Page MenuHomePhabricator

Add CORS-enabled, cacheable way to access contents of Data namespace
Open, LowPublic

Description

Currently, accessing data on commons via the canonical URI eventually ends up at index.php?action=raw:

Special:PageData adds an Access-Control-Allow-Origin: * header to its redirect, but there is no such header on the first redirect, nor on the final response, which means that in a cross-origin scenario (e. g. fetching the data via JavaScript on another website) the request is blocked. (Aside: if I understand correctly, Firefox doesn’t yet support CORS on redirects at all. See Bug 1346749.) To enhance availability of these data, there should be a way for other websites to dynamically access the data in a way where the response can be cached.

There is a workaround to this problem: use the Action API (which supports CORS), with action=query, prop=revisions, and rvprop=content (and selecting the pages with titles, pageids, or some generator, etc.), and extract the page content from response.query.pages.{pageId}.revisions[0]['*']. However, API responses are never cached, resulting in more work for the API servers as well as lots of unnecessary data transfer. Correction: the response is cached according to the maxage specified in the request; however, I’m not sure if this works if pages are edited or purged (as far as I can tell, the browser doesn’t validate its cached data), so it can be hard to choose the right maxage. (This workaround also requires that you parse and transform the canonical URI, which is ugly.)

As far as I understand, this will definitely require at least an Access-Control-Allow-Origin: * header on the /data/main, redirect, which can be added like this. After that, there are different options. We can make index.php send that header as well on any successful GET request to the Data: namespace, but this seems a bit risky. Alternatively, we could make Special:PageData redirect to something other than index.php?action=raw (which isn’t a very nice solution anyways), e. g. an endpoint of the REST API. The REST API already supports the endpoint /page/wikitext/{title}, but only for POST requests. We could add support for GET requests to it, or perhaps add another endpoint (after all, the content model isn’t actually wikitext).

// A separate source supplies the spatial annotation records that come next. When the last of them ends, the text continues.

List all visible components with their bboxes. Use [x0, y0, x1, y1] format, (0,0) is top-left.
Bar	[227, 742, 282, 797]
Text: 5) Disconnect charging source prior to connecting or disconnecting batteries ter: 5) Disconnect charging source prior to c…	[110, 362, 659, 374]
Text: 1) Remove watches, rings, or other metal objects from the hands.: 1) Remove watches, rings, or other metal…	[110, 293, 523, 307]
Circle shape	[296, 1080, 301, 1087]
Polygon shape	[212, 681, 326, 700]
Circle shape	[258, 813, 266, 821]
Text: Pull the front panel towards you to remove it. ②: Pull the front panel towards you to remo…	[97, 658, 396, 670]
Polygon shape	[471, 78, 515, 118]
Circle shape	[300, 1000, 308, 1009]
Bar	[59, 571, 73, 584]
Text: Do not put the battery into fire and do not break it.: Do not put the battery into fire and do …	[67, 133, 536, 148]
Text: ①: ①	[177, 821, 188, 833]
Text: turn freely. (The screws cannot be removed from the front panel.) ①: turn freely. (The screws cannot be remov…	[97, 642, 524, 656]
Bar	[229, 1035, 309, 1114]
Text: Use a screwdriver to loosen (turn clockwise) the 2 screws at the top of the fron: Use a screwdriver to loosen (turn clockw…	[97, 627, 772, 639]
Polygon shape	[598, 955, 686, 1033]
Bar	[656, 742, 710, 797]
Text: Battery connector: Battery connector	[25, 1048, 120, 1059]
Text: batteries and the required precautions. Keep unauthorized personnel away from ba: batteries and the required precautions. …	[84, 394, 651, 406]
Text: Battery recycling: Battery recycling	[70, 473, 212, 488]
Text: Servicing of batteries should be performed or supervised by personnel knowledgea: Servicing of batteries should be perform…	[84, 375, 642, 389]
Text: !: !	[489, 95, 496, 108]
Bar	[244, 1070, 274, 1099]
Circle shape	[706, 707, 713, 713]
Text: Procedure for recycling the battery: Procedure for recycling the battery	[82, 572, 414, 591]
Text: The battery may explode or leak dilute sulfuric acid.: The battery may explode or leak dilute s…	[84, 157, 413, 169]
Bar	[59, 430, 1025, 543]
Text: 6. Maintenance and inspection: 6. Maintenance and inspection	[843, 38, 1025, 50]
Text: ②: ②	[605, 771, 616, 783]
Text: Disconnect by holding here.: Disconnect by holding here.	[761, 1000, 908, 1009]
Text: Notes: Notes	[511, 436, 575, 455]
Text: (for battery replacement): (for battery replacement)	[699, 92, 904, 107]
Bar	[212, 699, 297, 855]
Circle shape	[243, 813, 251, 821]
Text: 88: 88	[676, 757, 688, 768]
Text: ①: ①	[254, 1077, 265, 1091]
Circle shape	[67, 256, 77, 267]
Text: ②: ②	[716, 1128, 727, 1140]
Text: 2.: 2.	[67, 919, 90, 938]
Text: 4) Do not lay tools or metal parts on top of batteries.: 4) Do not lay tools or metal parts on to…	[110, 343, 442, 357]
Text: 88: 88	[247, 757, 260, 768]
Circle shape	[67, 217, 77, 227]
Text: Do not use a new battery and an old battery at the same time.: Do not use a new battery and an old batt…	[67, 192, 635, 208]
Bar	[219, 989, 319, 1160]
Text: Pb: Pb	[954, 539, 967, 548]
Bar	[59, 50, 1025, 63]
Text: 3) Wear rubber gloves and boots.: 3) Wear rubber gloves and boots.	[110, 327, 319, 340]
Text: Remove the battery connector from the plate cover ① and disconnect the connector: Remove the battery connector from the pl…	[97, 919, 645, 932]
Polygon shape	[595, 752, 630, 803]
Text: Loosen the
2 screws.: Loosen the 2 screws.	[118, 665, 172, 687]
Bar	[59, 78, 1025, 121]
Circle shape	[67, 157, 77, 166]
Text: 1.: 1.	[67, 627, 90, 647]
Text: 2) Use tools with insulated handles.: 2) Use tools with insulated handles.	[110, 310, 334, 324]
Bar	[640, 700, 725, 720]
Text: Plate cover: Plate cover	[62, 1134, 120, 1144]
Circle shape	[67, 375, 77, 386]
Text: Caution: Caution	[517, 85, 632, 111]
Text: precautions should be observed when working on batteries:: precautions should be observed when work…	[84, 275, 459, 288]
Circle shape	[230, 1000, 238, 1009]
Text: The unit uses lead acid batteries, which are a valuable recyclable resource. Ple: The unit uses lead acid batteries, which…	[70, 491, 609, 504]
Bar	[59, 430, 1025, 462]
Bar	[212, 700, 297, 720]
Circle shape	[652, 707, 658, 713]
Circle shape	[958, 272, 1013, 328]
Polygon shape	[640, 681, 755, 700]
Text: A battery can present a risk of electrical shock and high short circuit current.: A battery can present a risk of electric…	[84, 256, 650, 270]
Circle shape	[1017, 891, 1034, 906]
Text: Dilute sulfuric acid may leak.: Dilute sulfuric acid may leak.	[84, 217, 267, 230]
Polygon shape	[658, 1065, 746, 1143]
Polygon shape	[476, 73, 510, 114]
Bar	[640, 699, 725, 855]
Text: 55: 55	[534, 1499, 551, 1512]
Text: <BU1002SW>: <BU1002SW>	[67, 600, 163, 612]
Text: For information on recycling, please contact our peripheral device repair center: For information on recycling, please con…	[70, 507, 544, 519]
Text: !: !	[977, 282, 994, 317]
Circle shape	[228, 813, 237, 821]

See also the related issue T150290: add CORS to all redirects in chain from https://www.wikidata.org/entity/{Q...}, which also features a redirect chain with partial CORS support.

Event Timeline

Lucas_Werkmeister_WMDE added subscribers: Ladsgroup, hoo.

@hoo or @Ladsgroup could you perhaps take a look? You seem to be more familiar with CORS than I am :)

Correction: the response is cached according to the maxage specified in the request; however, I’m not sure if this works if pages are edited or purged (as far as I can tell, the browser doesn’t validate its cached data), so it can be hard to choose the right maxage. (This workaround also requires that you parse and transform the canonical URI, which is ugly.)

This is also true for action=raw. action=raw is not purged and only gets an (s)maxage if set by url parameter. (exception: &action=raw&ctype=text/javascript and &action=raw&ctype=text/css are purged, but other action=raw urls are not. See Title::getCdnUrls).

Oh, that’s a shame… and the text/x-wiki content type on action=raw is also not ideal, application/json would be better.

Huh, action=raw should really only emit x-wiki for wikitext. The Content-Type header should come from ContentHandler, and should be application/json for JSON content. I wonder why this isn't the case here.

Even with ctype=text/javascript, I get x-wiki. That'S bad.